Background: RNA-protein 3D complex structure prediction is still challenging. Recently, a template-based approach PRIME is proposed in our team to build RNA-protein 3D complex structure models with a higher success rate than computational docking software. However, scoring function of RNA alignment algorithm SARA in PRIME is size-dependent, which limits its ability to detect templates in some cases.

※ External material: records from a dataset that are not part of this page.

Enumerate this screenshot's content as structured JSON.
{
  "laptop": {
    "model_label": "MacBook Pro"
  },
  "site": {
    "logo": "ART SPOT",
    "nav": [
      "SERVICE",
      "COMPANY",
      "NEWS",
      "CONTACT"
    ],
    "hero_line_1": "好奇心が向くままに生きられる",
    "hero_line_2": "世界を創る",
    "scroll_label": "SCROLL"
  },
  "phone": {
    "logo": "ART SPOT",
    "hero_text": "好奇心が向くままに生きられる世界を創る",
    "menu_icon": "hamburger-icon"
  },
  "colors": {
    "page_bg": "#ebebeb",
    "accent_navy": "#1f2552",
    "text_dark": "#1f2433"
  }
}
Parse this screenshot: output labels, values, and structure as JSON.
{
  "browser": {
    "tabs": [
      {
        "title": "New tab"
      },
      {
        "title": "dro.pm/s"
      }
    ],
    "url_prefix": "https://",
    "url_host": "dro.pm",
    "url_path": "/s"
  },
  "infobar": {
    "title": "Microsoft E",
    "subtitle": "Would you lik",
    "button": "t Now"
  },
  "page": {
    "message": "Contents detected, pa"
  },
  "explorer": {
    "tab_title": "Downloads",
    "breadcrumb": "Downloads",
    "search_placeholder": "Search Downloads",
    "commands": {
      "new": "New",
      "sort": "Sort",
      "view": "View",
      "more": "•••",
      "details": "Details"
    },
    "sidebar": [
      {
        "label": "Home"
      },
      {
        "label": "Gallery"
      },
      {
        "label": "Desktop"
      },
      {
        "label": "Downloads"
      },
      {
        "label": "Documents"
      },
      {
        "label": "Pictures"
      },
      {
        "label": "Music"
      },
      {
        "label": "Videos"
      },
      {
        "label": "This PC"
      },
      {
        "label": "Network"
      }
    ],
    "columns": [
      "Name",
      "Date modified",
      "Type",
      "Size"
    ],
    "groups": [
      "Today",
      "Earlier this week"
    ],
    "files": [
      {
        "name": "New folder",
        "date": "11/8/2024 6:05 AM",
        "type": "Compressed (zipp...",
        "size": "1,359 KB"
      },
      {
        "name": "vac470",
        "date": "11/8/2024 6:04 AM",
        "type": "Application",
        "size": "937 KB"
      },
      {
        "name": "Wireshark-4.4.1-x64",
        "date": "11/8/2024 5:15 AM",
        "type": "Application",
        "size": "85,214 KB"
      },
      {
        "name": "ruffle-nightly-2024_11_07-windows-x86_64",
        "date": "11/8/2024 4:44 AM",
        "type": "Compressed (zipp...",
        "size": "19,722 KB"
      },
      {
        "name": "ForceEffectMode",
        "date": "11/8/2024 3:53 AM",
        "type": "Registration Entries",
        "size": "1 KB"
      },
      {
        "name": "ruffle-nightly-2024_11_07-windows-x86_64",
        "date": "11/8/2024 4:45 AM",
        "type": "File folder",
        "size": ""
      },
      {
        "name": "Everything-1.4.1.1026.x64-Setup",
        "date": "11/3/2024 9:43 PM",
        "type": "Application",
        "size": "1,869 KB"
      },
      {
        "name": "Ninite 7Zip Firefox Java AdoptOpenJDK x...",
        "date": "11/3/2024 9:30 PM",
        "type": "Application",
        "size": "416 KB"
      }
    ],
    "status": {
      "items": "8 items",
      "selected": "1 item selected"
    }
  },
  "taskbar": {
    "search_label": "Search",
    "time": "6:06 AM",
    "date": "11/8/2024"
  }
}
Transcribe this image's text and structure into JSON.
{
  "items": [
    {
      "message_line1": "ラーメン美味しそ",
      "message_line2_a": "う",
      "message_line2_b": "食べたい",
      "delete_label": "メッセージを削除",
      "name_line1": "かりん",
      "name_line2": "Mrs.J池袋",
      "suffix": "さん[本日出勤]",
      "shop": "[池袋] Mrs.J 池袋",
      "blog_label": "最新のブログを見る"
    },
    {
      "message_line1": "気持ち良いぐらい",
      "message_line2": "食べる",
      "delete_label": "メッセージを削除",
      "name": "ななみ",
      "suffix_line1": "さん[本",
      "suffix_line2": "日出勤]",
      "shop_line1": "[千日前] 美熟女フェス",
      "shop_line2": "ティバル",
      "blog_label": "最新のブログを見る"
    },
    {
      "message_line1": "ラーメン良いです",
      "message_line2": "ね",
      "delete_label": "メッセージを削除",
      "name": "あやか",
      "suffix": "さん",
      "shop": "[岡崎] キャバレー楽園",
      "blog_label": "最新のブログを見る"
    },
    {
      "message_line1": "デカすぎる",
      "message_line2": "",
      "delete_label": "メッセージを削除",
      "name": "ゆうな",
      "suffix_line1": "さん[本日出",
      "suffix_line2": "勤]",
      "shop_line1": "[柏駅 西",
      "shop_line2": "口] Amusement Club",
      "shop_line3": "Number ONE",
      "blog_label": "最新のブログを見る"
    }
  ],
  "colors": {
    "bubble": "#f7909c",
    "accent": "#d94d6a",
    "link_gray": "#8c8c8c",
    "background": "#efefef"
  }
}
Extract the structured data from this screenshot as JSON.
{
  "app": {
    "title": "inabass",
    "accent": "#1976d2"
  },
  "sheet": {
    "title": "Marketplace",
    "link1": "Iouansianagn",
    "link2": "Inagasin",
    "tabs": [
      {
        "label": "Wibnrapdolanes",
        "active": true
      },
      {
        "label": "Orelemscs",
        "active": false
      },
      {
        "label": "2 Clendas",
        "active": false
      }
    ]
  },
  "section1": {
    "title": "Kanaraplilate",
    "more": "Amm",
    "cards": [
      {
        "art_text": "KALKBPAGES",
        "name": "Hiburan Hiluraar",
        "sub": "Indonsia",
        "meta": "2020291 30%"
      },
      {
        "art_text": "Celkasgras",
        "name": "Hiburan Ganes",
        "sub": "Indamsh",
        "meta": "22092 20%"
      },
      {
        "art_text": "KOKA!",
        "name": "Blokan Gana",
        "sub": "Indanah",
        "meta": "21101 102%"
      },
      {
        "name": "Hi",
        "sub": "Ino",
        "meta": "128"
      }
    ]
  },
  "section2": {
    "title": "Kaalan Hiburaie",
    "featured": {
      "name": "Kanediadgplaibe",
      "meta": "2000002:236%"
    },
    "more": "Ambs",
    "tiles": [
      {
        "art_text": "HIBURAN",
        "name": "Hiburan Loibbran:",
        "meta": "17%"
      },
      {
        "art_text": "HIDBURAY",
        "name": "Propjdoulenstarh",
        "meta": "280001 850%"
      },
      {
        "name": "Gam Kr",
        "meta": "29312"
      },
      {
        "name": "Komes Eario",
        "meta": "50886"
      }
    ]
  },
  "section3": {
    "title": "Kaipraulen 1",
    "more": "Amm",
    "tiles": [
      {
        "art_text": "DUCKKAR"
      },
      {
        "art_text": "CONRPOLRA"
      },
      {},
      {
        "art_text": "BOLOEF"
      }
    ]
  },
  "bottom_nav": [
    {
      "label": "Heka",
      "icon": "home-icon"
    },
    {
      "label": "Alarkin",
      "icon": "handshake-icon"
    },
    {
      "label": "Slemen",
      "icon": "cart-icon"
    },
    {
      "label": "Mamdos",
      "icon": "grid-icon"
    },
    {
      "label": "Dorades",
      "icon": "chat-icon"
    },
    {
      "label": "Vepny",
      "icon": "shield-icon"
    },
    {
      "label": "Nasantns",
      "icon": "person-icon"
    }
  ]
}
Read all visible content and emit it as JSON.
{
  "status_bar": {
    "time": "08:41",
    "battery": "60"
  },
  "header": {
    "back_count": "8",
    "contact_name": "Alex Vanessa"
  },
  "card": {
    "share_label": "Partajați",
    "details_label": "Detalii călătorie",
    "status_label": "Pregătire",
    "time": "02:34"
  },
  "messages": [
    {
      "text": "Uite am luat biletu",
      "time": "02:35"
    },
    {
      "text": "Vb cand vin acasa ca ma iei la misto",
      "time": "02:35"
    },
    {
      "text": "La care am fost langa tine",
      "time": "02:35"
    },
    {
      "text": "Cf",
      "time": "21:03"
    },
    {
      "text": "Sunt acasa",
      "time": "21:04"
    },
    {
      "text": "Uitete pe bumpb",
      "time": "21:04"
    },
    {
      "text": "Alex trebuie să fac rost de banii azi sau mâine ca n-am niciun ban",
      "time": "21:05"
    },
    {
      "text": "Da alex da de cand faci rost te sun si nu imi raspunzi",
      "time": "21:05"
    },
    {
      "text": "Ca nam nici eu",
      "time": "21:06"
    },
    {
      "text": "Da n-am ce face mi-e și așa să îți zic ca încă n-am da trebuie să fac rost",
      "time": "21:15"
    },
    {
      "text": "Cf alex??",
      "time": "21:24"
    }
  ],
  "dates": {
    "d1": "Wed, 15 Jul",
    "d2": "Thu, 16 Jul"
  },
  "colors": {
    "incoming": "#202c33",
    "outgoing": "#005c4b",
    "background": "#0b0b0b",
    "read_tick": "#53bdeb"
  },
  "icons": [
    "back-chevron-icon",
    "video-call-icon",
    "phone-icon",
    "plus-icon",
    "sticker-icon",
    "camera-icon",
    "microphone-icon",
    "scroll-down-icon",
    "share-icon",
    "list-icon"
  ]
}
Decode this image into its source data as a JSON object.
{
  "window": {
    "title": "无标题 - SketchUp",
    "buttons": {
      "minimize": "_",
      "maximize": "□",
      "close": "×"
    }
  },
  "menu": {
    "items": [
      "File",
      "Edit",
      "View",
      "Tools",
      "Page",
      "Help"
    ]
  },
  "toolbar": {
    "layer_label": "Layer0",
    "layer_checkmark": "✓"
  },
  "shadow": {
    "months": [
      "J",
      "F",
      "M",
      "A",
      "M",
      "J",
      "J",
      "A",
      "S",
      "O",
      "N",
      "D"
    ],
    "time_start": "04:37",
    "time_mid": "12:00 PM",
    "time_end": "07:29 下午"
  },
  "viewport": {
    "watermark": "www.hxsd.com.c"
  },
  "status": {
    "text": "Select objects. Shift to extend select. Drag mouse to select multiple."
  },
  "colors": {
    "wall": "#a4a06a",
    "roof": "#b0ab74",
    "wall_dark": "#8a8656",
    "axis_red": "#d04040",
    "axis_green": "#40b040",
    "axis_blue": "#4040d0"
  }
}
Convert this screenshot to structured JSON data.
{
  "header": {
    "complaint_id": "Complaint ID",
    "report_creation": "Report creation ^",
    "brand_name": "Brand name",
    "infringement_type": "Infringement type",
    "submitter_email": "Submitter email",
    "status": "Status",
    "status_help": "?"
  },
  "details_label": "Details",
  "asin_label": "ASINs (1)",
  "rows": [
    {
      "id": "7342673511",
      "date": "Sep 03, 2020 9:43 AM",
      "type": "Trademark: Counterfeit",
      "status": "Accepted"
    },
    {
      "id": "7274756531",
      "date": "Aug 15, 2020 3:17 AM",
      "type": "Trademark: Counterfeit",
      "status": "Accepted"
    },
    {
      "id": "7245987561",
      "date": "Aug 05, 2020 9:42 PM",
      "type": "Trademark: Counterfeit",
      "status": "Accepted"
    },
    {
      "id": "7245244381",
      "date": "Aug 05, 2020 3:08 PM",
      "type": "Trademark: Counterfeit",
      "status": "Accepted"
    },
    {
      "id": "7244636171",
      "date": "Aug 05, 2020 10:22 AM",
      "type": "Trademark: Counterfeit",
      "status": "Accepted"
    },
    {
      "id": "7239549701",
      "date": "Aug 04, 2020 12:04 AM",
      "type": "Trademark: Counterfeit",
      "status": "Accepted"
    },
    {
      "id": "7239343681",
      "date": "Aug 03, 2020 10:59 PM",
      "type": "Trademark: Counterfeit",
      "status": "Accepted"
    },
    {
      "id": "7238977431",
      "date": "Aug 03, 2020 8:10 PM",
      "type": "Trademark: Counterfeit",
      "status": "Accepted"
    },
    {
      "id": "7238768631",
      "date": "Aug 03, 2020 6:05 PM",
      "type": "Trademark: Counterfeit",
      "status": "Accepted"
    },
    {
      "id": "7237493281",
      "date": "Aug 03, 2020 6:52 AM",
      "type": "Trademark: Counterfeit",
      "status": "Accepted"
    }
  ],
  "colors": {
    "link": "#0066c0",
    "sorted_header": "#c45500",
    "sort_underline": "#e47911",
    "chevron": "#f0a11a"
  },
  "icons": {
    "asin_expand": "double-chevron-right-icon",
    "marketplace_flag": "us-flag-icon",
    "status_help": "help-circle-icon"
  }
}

Results: Herein, we developed a novel RNA 3D structural alignment approach RMalign, which is based on a size-independent scoring function RMscore. The parameter in RMscore is then optimized in randomly selected RNA pairs and phase transition points (from dissimilar to similar) are determined in another randomly selected RNA pairs. In tRNA benchmarking, the precision of RMscore is higher than that of SARAscore (0.88 and 0.78, respectively) with phase transition points. In balance-FSCOR benchmarking, RMalign performed as good as ESA-RNA with a non-normalized score measuring RNA structural similarity. In balance-x-FSCOR benchmarking, RMalign achieves much better than a state-of-the-art RNA 3D structural alignment approach SARA due to a size-independent scoring function. Take the advantage of RMalign, we update our RNA-protein modeling approach PRIME to version 2.0. The PRIME2.0 significantly improves about 10% success rate than PRIME.
Conclusion: Based on a size-independent scoring function RMscore, a novel RNA 3D structural alignment approach RMalign is developed and integrated into PRIME2.0, which could be useful for the biological community in modeling protein-RNA interaction.
Keywords: Protein-RNA interaction; RMalign; RMscore; RNA structural alignment.